Андрею Гетману, командовавшему 6-м танковым корпусом, Катуков доверял меньше. Ещё один корпус за номером тридцать первым в армии только формировался.

По идее, советский мехкорпус должен противостоять немецкой дивизии, армия – корпусу Панцерваффе, а фронт – армии. Но лишь в теории, на практике так получалось не всегда.

– Закопаемся, дело не хитрое, – палец Кривошеина навис над северным обрезом карты, у Курска. – Жуков уверял, основной удар готовится по Центральному фронту Рокоссовского. Так что здесь ещё цветочки, ягодки у нас за спиной вырастут. Как бы не пришлось воевать с перевёрнутым фронтом.

– Не накаркай! – оборвал его Катуков. – Всё-таки не сорок первый год и Рокоссовский не лыком шит. Но продумаем и худший вариант…


Белгород, 28 июня 1943 года


Очень похожая карта, только с пометками на немецком языке, лежала на столе перед генерал-фельдмаршалом Эриком фон Манштейном, командующим группой армий Юг. Военный старой прусской школы, он бы и не подумал обсуждать с командирами армий или корпусов просчёты вышестоящего командования. Ему сверх всякой меры хватило разговоров с генералом Гейнцом Гудерианом, главным инспектором Панцерваффе, и генералом Вальтером Моделем, командовавшим 9-й армией, ей предстояло нанести удар навстречу войскам Манштейна, захлопнув кольцо окружения двух русских фронтов общей численностью больше миллиона человек.

Разгром Ватутина под Харьковом, ставший местью Советам за Сталинград, наполнил фюрера и генералитет Верховного командования сухопутных сил (ОКХ) уверенностью, будто германская армия способна перехватить стратегическую инициативу. Начальник штаба ОКХ Курт Цейтлер предложил план, в деталях повторявший тактику окружений лета сорок первого года, с глубокими охватывающими фланговыми ударами и развитием наступления в глубь русской территории.

Не всем этот план понравился. Гудериан напирал на неготовность новейшей техники к использованию в масштабных действиях, Модель и Клюге вообще ставили под сомнение разумность подобной операции в текущем году. Но генштабисты настаивали. Если бы фон Манштейн знал любимое выражение Катукова, сказал бы – Цейтлер норовит бежать впереди собственного визга. Кейтель поддержал Цейтлера, вдвоём они убедили фюрера, что наступление под Курском обречено на успех. Операцию нарекли «Цитадель».

Она не началась весной, как это предполагалось первоначально, из-за проблем в Африке. 13 мая капитулировали остатки германского Африканского корпуса в Тунисе. При мысли о бездарной потере девяти лучших немецких и итальянских дивизий, почти половины от количества войск, собранных под Белгородом для удара на Курск, генерал-фельдмаршал только разводил руками. В ОКХ давно созрело мнение, что африканский плацдарм не удержать, войска надо вывести… Но Гитлер и Муссолини считали сохранение Африки вопросом политического престижа. Их упрямство обернулось гибелью или пленением более чем сотни тысяч человек!

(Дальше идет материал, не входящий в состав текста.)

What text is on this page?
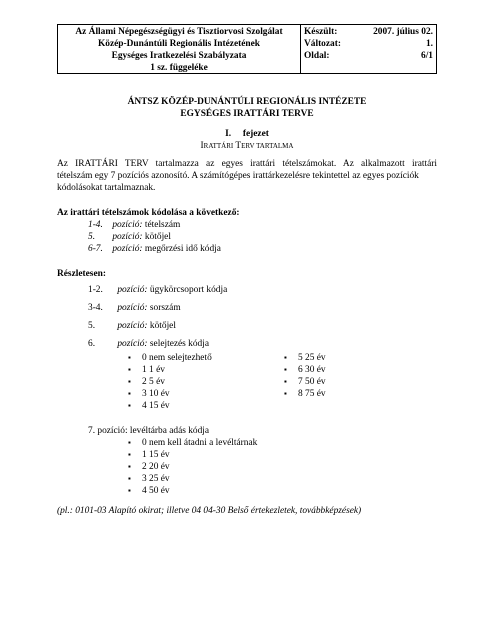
Az Állami Népegészségügyi és Tisztiorvosi Szolgálat
Közép-Dunántúli Regionális Intézetének
Egységes Iratkezelési Szabályzata
1 sz. függeléke
Készült:	2007. július 02.
Változat:	1.
Oldal:	6/1
ÁNTSZ KÖZÉP-DUNÁNTÚLI REGIONÁLIS INTÉZETE
EGYSÉGES IRATTÁRI TERVE
I. fejezet
IRATTÁRI TERV TARTALMA
Az IRATTÁRI TERV tartalmazza az egyes irattári tételszámokat. Az alkalmazott irattári
tételszám egy 7 pozíciós azonosító. A számítógépes irattárkezelésre tekintettel az egyes pozíciók
kódolásokat tartalmaznak.
Az irattári tételszámok kódolása a következő:
1-4. pozíció: tételszám
5. pozíció: kötőjel
6-7. pozíció: megőrzési idő kódja
Részletesen:
1-2. pozíció: ügykörcsoport kódja
3-4. pozíció: sorszám
5. pozíció: kötőjel
6. pozíció: selejtezés kódja
▪ 0 nem selejtezhető
▪ 1 1 év
▪ 2 5 év
▪ 3 10 év
▪ 4 15 év
▪ 5 25 év
▪ 6 30 év
▪ 7 50 év
▪ 8 75 év
7. pozíció: levéltárba adás kódja
▪ 0 nem kell átadni a levéltárnak
▪ 1 15 év
▪ 2 20 év
▪ 3 25 év
▪ 4 50 év
(pl.: 0101-03 Alapító okirat; illetve 04 04-30 Belső értekezletek, továbbképzések)
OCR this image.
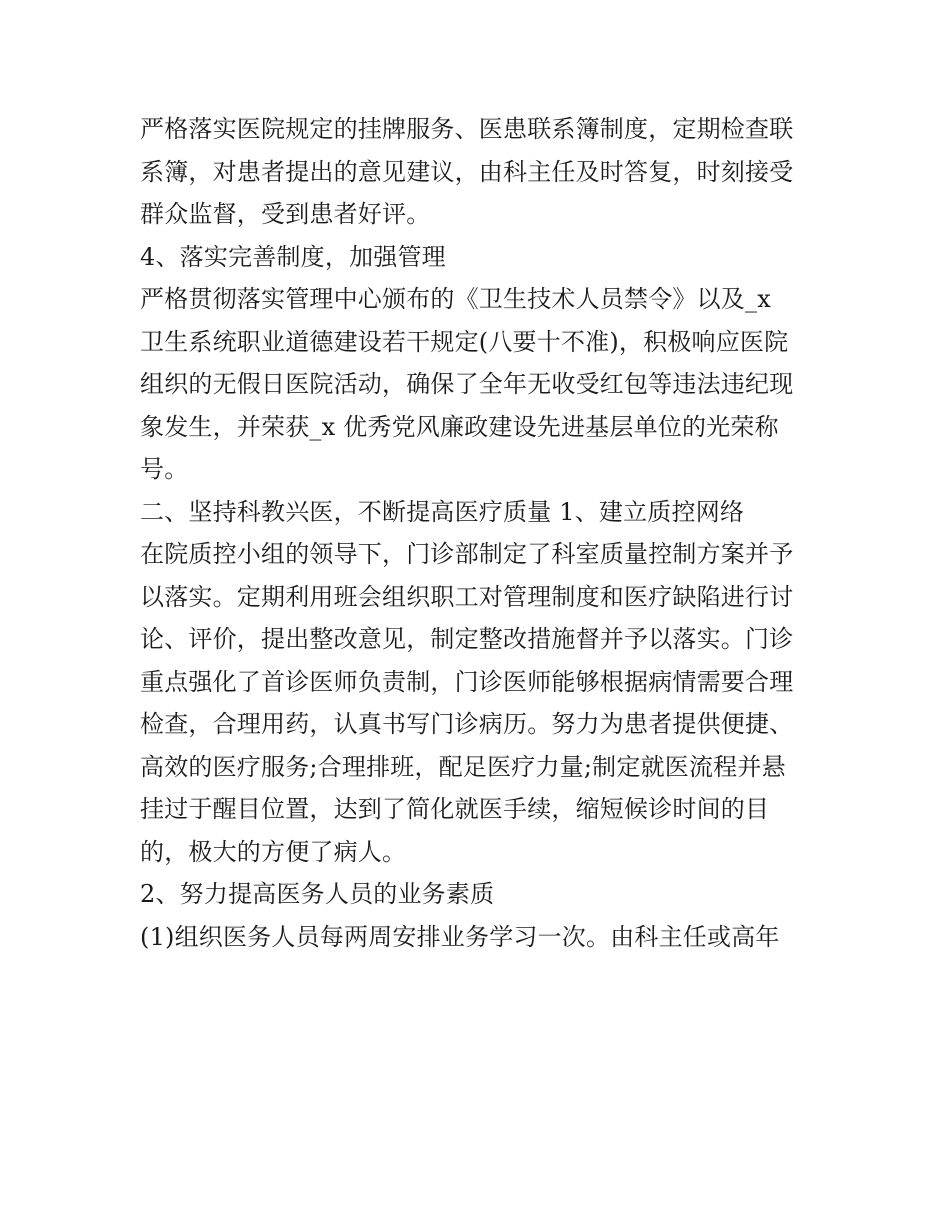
严格落实医院规定的挂牌服务、医患联系簿制度，定期检查联
系簿，对患者提出的意见建议，由科主任及时答复，时刻接受
群众监督，受到患者好评。
4、落实完善制度，加强管理
严格贯彻落实管理中心颁布的《卫生技术人员禁令》以及_x
卫生系统职业道德建设若干规定(八要十不准)，积极响应医院
组织的无假日医院活动，确保了全年无收受红包等违法违纪现
象发生，并荣获_x 优秀党风廉政建设先进基层单位的光荣称
号。
二、坚持科教兴医，不断提高医疗质量 1、建立质控网络
在院质控小组的领导下，门诊部制定了科室质量控制方案并予
以落实。定期利用班会组织职工对管理制度和医疗缺陷进行讨
论、评价，提出整改意见，制定整改措施督并予以落实。门诊
重点强化了首诊医师负责制，门诊医师能够根据病情需要合理
检查，合理用药，认真书写门诊病历。努力为患者提供便捷、
高效的医疗服务;合理排班，配足医疗力量;制定就医流程并悬
挂过于醒目位置，达到了简化就医手续，缩短候诊时间的目
的，极大的方便了病人。
2、努力提高医务人员的业务素质
(1)组织医务人员每两周安排业务学习一次。由科主任或高年
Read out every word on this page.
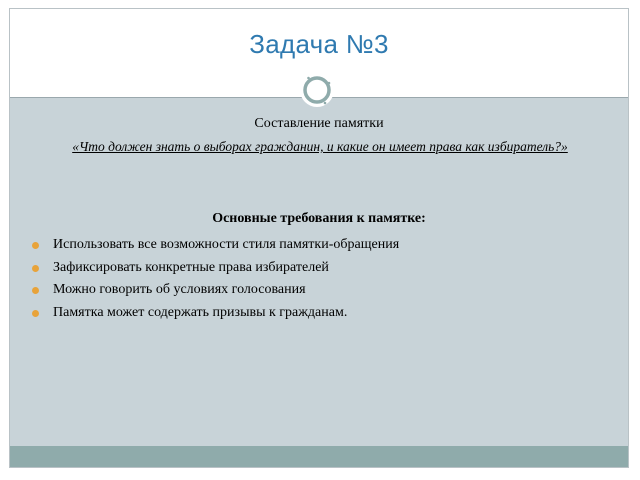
Задача №3
Составление памятки
«Что должен знать о выборах гражданин, и какие он имеет права как избиратель?»
Основные требования к памятке:
Использовать все возможности стиля памятки-обращения
Зафиксировать конкретные права избирателей
Можно говорить об условиях голосования
Памятка может содержать призывы к гражданам.
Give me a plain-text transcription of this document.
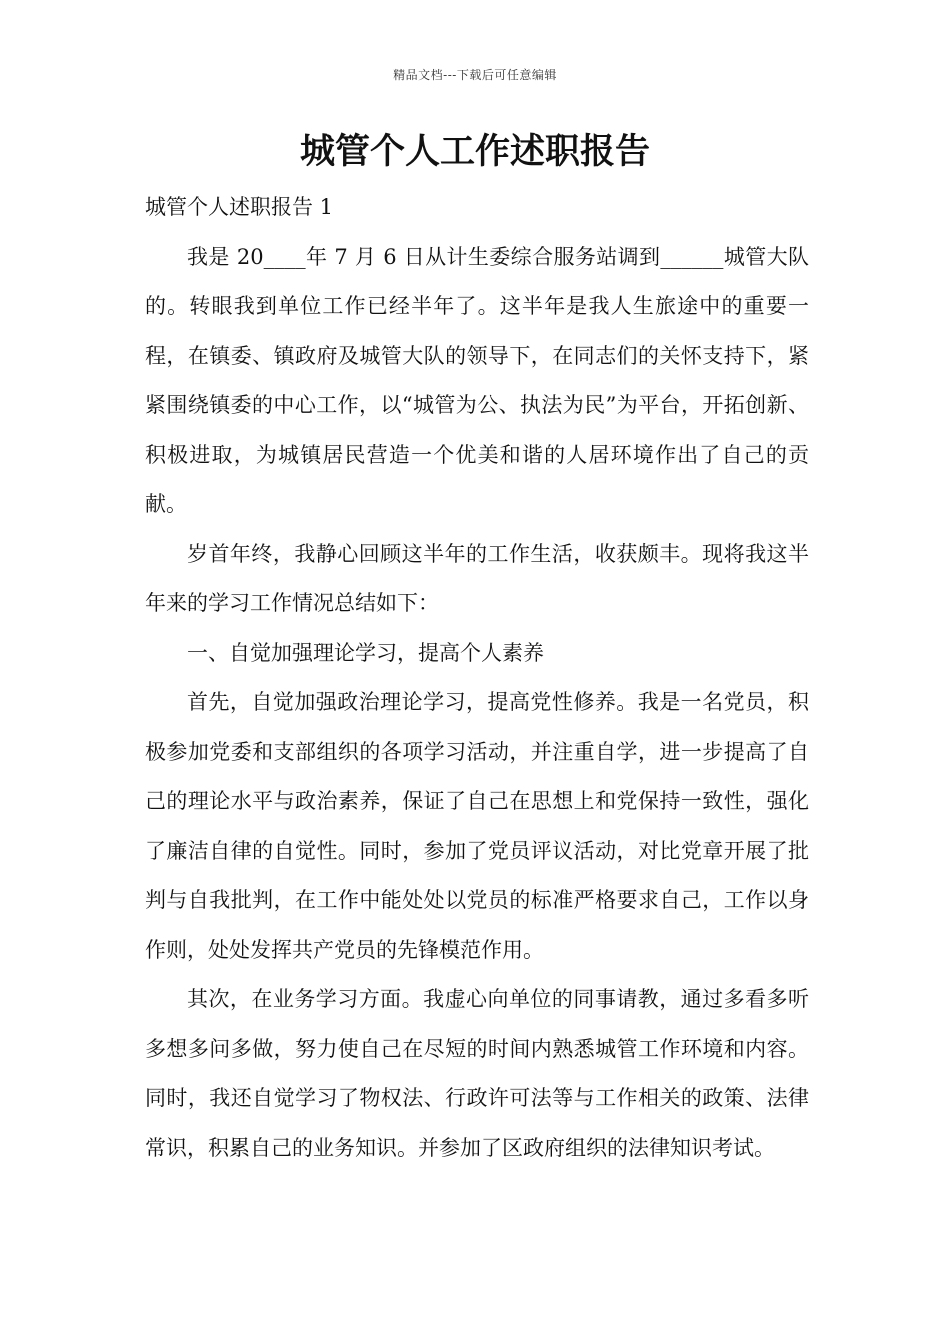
精品文档---下载后可任意编辑
城管个人工作述职报告

城管个人述职报告 1

我是 20____年 7 月 6 日从计生委综合服务站调到______城管大队的。转眼我到单位工作已经半年了。这半年是我人生旅途中的重要一程，在镇委、镇政府及城管大队的领导下，在同志们的关怀支持下，紧紧围绕镇委的中心工作，以“城管为公、执法为民”为平台，开拓创新、积极进取，为城镇居民营造一个优美和谐的人居环境作出了自己的贡献。

岁首年终，我静心回顾这半年的工作生活，收获颇丰。现将我这半年来的学习工作情况总结如下：

一、自觉加强理论学习，提高个人素养

首先，自觉加强政治理论学习，提高党性修养。我是一名党员，积极参加党委和支部组织的各项学习活动，并注重自学，进一步提高了自己的理论水平与政治素养，保证了自己在思想上和党保持一致性，强化了廉洁自律的自觉性。同时，参加了党员评议活动，对比党章开展了批判与自我批判，在工作中能处处以党员的标准严格要求自己，工作以身作则，处处发挥共产党员的先锋模范作用。

其次，在业务学习方面。我虚心向单位的同事请教，通过多看多听多想多问多做，努力使自己在尽短的时间内熟悉城管工作环境和内容。同时，我还自觉学习了物权法、行政许可法等与工作相关的政策、法律常识，积累自己的业务知识。并参加了区政府组织的法律知识考试。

Фюрер метался в опасении, что англичане и американцы перебросят освободившиеся войска к востоку для высадки на Балканах, где их поддержит местное население. ОКХ оголило Италию, сняв оттуда авиацию и танковые соединения. Даже элитная 1-я танковая дивизия, укомплектованная новейшими «пантерами», отправилась в Грецию, а не под Белгород, как было обещано Манштейну. Только обезопасив Балканы, Гитлер дал санкцию приступить к операции под Курском. Он объявил, что высадка англо-американского десанта на западе Европы произойдёт в сорок четвёртом, не раньше. Значит, в сорок третьем нужно поставить Сталина на колени, заставив подписать мирный договор с уступкой рейху западных территорий России.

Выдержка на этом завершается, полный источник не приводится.